The idea behind the pop-up gardens was booster-ish. By demonstrating the potential of vacant lots around town, it was hoped that developers might invest in permanent improvements. Meanwhile, people could enjoy themselves under the stars.

But with the lawsuit looming, somehow, it just seems like we can't have nice things any more.

Posted by Ellen

The neighbors who live along the west side of a block of 21st Street near Kater had noticed that their cold water wasn't cold any more. Right out of the tap, it was hot; one of them took its temperature and found it feverish, over a hundred degrees, which is hot enough for a nice hot shower.

They called the water department, which promised to look into it. But the guys we talked to Friday morning who'd been sent to look into it might be described as less than entirely sympathetic. "They're getting free hot water," is how one of them put it. "Free hot water, and they're not happy."

The water guys suspected a leak in the steam line that runs under the sidewalk along 21st Street, which sounds like a dangerous situation, though nobody was acting particularly worried.

The guys from the steam company, on the other hand, suspected erosion under the sidewalk in the aftermath of a water main break a couple of years ago; they believed there was no longer enough dirt down there to insulate the steam line.

For reasons we cannot fully fathom, both sets of guys were looking for evidence in the sewer lines. The crew pictured here took the low-tech approach, using shovels and eyeballs; another crew had fancier technology, basically a snake with a video camera at its head, transmitting images onto a screen set up in the back of a van.

We asked what they were seeing on the screen. "Nothing yet," they said. "Just sewer."

We asked what they were looking for.
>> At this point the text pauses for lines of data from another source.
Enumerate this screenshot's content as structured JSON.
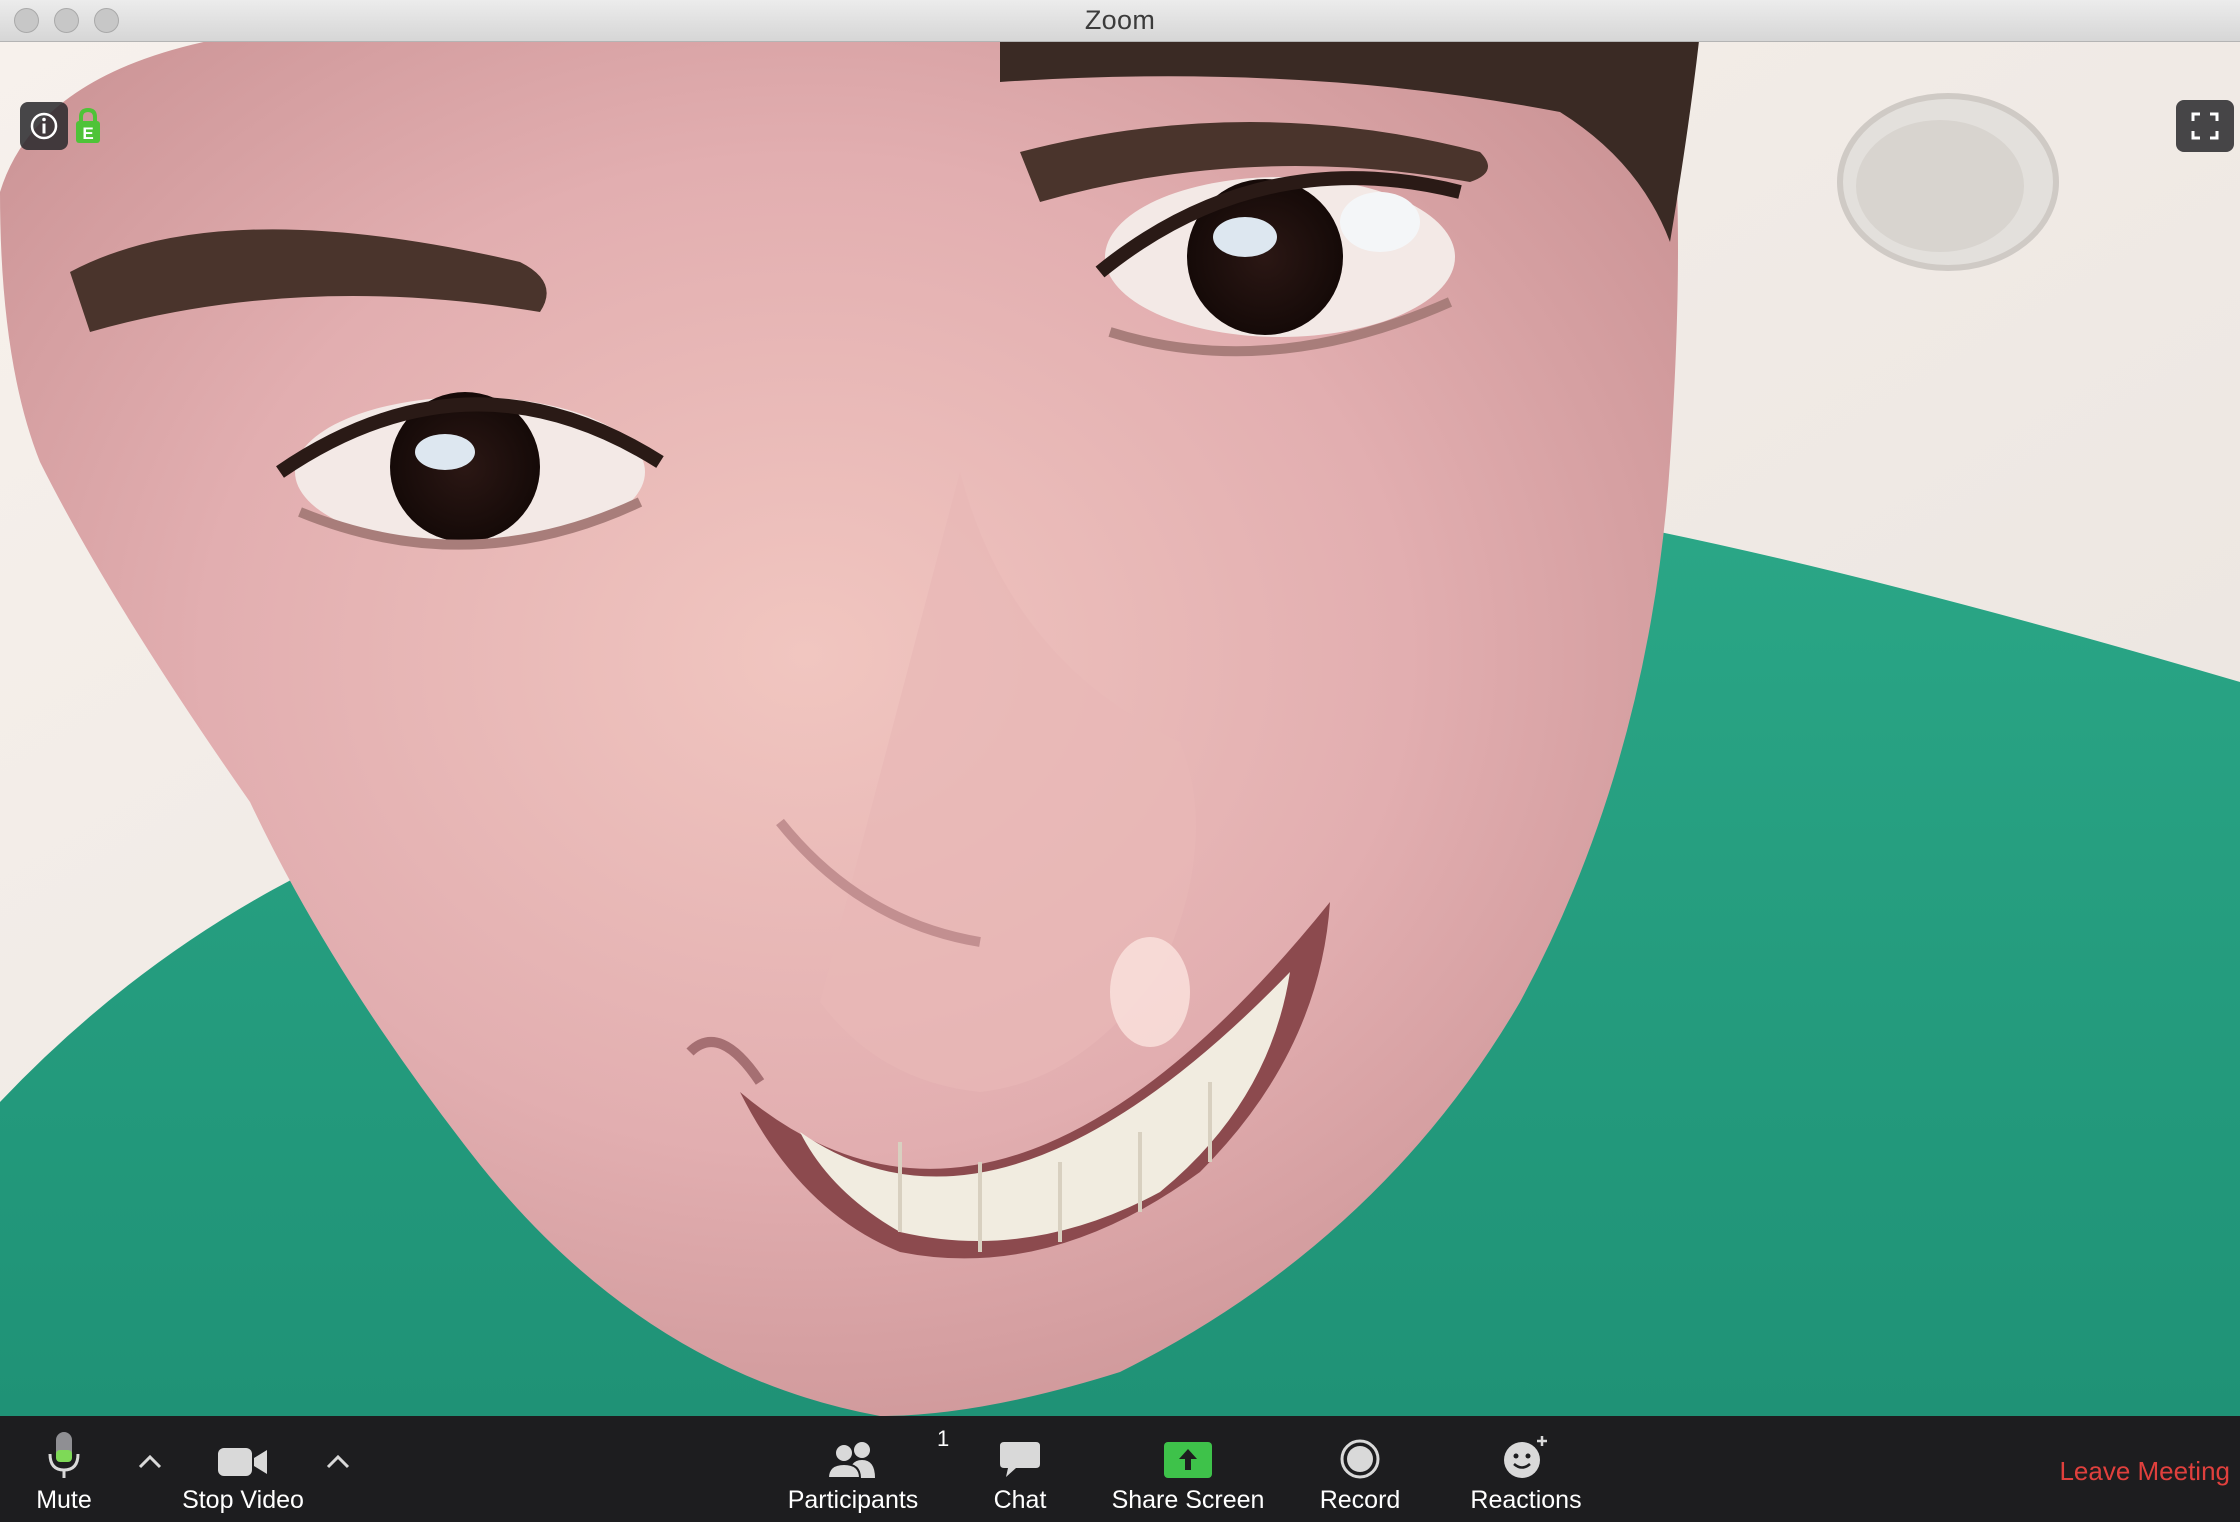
{
  "window": {
    "title": "Zoom"
  },
  "video": {
    "encryption_badge": "E"
  },
  "toolbar": {
    "mute_label": "Mute",
    "stop_video_label": "Stop Video",
    "participants_label": "Participants",
    "participants_count": "1",
    "chat_label": "Chat",
    "share_screen_label": "Share Screen",
    "record_label": "Record",
    "reactions_label": "Reactions",
    "leave_label": "Leave Meeting"
  },
  "colors": {
    "share_green": "#3ec24a",
    "leave_red": "#e0403d",
    "mic_green": "#7ed957",
    "lock_green": "#4fc338"
  },
  "icons": {
    "mute": "microphone-icon",
    "video": "video-camera-icon",
    "participants": "people-icon",
    "chat": "chat-bubble-icon",
    "share": "share-screen-arrow-icon",
    "record": "record-circle-icon",
    "reactions": "smiley-plus-icon",
    "info": "info-icon",
    "lock": "lock-icon",
    "fullscreen": "fullscreen-icon"
  }
}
They kind of snorted. "Steam," they said.

By mid-afternoon, everybody had packed up and gone home. We're not sure if they saw any steam, but the neighbors are still getting free hot water.

Posted by Ellen

At this power plant at the edge of the neighborhood, the smokestacks that once belched day and night have been quiet now for a couple of years.
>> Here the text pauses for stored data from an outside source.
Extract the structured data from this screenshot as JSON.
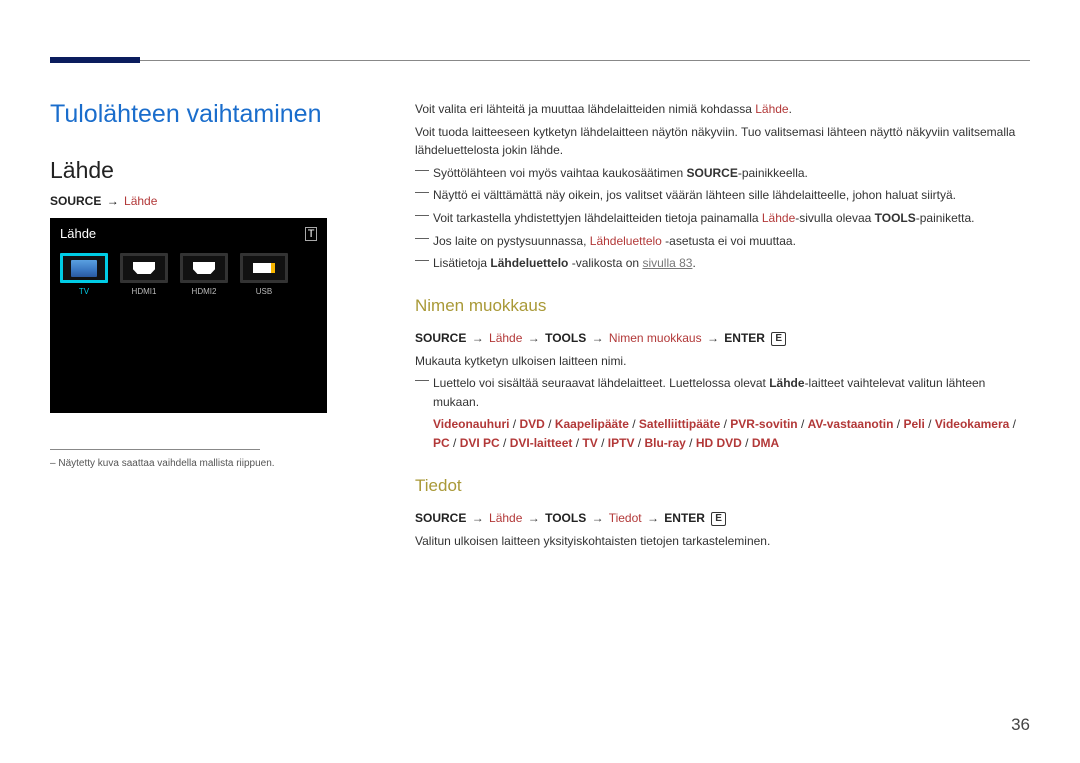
{
  "page_number": "36",
  "chapter_title": "Tulolähteen vaihtaminen",
  "section_title": "Lähde",
  "left_path": {
    "source": "SOURCE",
    "arrow": "→",
    "lahde": "Lähde"
  },
  "preview": {
    "title": "Lähde",
    "tool": "T",
    "items": [
      {
        "label": "TV",
        "selected": true,
        "kind": "tv"
      },
      {
        "label": "HDMI1",
        "selected": false,
        "kind": "hdmi"
      },
      {
        "label": "HDMI2",
        "selected": false,
        "kind": "hdmi"
      },
      {
        "label": "USB",
        "selected": false,
        "kind": "usb"
      }
    ]
  },
  "footnote_dash": "–",
  "footnote": "Näytetty kuva saattaa vaihdella mallista riippuen.",
  "right": {
    "intro1a": "Voit valita eri lähteitä ja muuttaa lähdelaitteiden nimiä kohdassa ",
    "intro1b": "Lähde",
    "intro1c": ".",
    "intro2": "Voit tuoda laitteeseen kytketyn lähdelaitteen näytön näkyviin. Tuo valitsemasi lähteen näyttö näkyviin valitsemalla lähdeluettelosta jokin lähde.",
    "bullets": [
      {
        "pre": "Syöttölähteen voi myös vaihtaa kaukosäätimen ",
        "bold": "SOURCE",
        "post": "-painikkeella."
      },
      {
        "pre": "Näyttö ei välttämättä näy oikein, jos valitset väärän lähteen sille lähdelaitteelle, johon haluat siirtyä."
      },
      {
        "pre": "Voit tarkastella yhdistettyjen lähdelaitteiden tietoja painamalla ",
        "red": "Lähde",
        "mid": "-sivulla olevaa ",
        "bold": "TOOLS",
        "post": "-painiketta."
      },
      {
        "pre": "Jos laite on pystysuunnassa, ",
        "red": "Lähdeluettelo",
        "post": " -asetusta ei voi muuttaa."
      },
      {
        "pre": "Lisätietoja ",
        "bold": "Lähdeluettelo",
        "mid2": " -valikosta on ",
        "link": "sivulla 83",
        "post": "."
      }
    ],
    "nimen": {
      "heading": "Nimen muokkaus",
      "path": {
        "source": "SOURCE",
        "arrow": "→",
        "lahde": "Lähde",
        "tools": "TOOLS",
        "nimen": "Nimen muokkaus",
        "enter": "ENTER",
        "btn": "E"
      },
      "p1": "Mukauta kytketyn ulkoisen laitteen nimi.",
      "sub_pre": "Luettelo voi sisältää seuraavat lähdelaitteet. Luettelossa olevat ",
      "sub_bold": "Lähde",
      "sub_post": "-laitteet vaihtelevat valitun lähteen mukaan.",
      "list": [
        "Videonauhuri",
        "DVD",
        "Kaapelipääte",
        "Satelliittipääte",
        "PVR-sovitin",
        "AV-vastaanotin",
        "Peli",
        "Videokamera",
        "PC",
        "DVI PC",
        "DVI-laitteet",
        "TV",
        "IPTV",
        "Blu-ray",
        "HD DVD",
        "DMA"
      ],
      "slash": " / "
    },
    "tiedot": {
      "heading": "Tiedot",
      "path": {
        "source": "SOURCE",
        "arrow": "→",
        "lahde": "Lähde",
        "tools": "TOOLS",
        "tiedot": "Tiedot",
        "enter": "ENTER",
        "btn": "E"
      },
      "p1": "Valitun ulkoisen laitteen yksityiskohtaisten tietojen tarkasteleminen."
    }
  },
  "dash_char": "―"
}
Power is still generated here at the Schuylkill complex on Grays Ferry Road, but at a newer facility immediately behind the one pictured above. Veolia Energy bought the newer part of the plant from Philadelphia's municipal electric company and converted its fuel source from oil to natural gas; that single modification reduced greenhouse gas emissions for the city as a whole, it is said, by almost 2 percent, equivalent to taking 60,000 cars off the road.

Veolia makes steam here for center city Philadelphia's centralized heating. And it does release a little smoke, not from these stacks but from a chimney behind them, not visible in the picture.